Explainable AI for Water Quality Monitoring: A Systematic Review of Transparency, Interpretability, and Trust
Ibraheem Adebayo Aderemi, Temitope Olubanjo Kehinde, Ugochukwu Daniel Okwor, Khalid Hussain Ahmad, Kofi Yeboah Adjei, Chijioke Cyriacus Ekechi
Abstract
Water quality monitoring is essential for protecting public health, sustaining ecosystems, and achieving Sustainable Development Goal 6 (Clean Water and Sanitation). While recent advances in Artificial Intelligence (AI), particularly Machine Learning (ML), have improved the accuracy and responsiveness of water quality assessment, the opaque “black-box” nature of many AI models limits transparency, stakeholder trust, and regulatory compliance. Explainable AI (XAI) offers a viable solution by enabling human-understandable insights into model behaviour. This paper presents a PRISMA-guided systematic review of 60 peer-reviewed articles (2011–2025), sourced from Scopus, to evaluate the evolution, application, and effectiveness of XAI in water quality monitoring.
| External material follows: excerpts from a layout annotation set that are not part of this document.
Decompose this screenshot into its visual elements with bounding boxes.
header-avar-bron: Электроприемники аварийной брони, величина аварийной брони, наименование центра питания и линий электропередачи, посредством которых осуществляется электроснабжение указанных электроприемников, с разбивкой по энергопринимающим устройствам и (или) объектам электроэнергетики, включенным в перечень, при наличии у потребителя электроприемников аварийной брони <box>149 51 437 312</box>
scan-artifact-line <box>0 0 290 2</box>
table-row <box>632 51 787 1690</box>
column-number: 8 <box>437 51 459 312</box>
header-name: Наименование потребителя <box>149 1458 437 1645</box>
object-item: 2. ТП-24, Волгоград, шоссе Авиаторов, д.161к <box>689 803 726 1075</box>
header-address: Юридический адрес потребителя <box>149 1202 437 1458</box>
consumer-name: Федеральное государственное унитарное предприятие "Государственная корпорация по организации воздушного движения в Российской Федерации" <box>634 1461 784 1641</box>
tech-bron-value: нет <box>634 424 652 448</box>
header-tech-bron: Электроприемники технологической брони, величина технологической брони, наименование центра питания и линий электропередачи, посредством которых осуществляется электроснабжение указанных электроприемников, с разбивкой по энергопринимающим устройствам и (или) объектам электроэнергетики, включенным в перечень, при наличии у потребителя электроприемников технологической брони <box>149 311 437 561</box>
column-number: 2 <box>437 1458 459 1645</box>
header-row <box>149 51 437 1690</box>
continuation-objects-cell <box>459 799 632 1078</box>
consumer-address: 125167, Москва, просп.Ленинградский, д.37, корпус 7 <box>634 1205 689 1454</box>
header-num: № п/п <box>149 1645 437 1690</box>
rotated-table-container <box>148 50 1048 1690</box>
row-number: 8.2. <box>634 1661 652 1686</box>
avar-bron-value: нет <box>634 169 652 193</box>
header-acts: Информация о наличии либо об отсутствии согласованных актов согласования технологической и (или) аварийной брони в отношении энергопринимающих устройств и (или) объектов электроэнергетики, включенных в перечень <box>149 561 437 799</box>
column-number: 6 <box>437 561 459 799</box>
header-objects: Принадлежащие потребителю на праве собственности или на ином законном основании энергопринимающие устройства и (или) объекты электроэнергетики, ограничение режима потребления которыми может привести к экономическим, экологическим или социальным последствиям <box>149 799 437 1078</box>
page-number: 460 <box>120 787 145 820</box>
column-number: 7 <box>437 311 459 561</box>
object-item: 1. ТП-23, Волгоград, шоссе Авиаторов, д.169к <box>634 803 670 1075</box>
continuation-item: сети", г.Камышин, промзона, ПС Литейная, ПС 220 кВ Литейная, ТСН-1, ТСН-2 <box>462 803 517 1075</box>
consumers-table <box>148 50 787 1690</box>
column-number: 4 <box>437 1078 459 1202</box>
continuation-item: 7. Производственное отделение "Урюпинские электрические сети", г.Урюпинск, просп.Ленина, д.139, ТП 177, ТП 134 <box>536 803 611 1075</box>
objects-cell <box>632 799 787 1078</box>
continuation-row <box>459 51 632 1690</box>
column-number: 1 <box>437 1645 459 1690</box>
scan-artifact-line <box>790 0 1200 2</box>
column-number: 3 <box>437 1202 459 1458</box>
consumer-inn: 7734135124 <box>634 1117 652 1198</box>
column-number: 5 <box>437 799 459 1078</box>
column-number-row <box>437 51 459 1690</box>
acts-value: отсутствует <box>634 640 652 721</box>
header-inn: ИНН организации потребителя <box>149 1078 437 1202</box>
Key techniques such as SHapley Additive exPlanations (SHAP), Local Interpretable Model-agnostic Explanations (LIME), and counterfactual reasoning have been applied across Random Forest, XGBoost, and LSTM models. Results indicate a surge in XAI adoption post-2022, with dominant use cases in groundwater prediction, surface water quality forecasting, and real-time monitoring in IoT-enabled smart cities. While SHAP remains the most widely used method, multimodal and hybrid frameworks are emerging to address challenges such as data heterogeneity and model complexity. The review identifies persistent barriers including computational scalability, lack of standardized evaluation metrics, and limited deployment in low-resource settings. It proposes future research directions for integrating XAI with digital twins, causal inference, and edge computing to achieve robust, transparent, and equitable water management systems.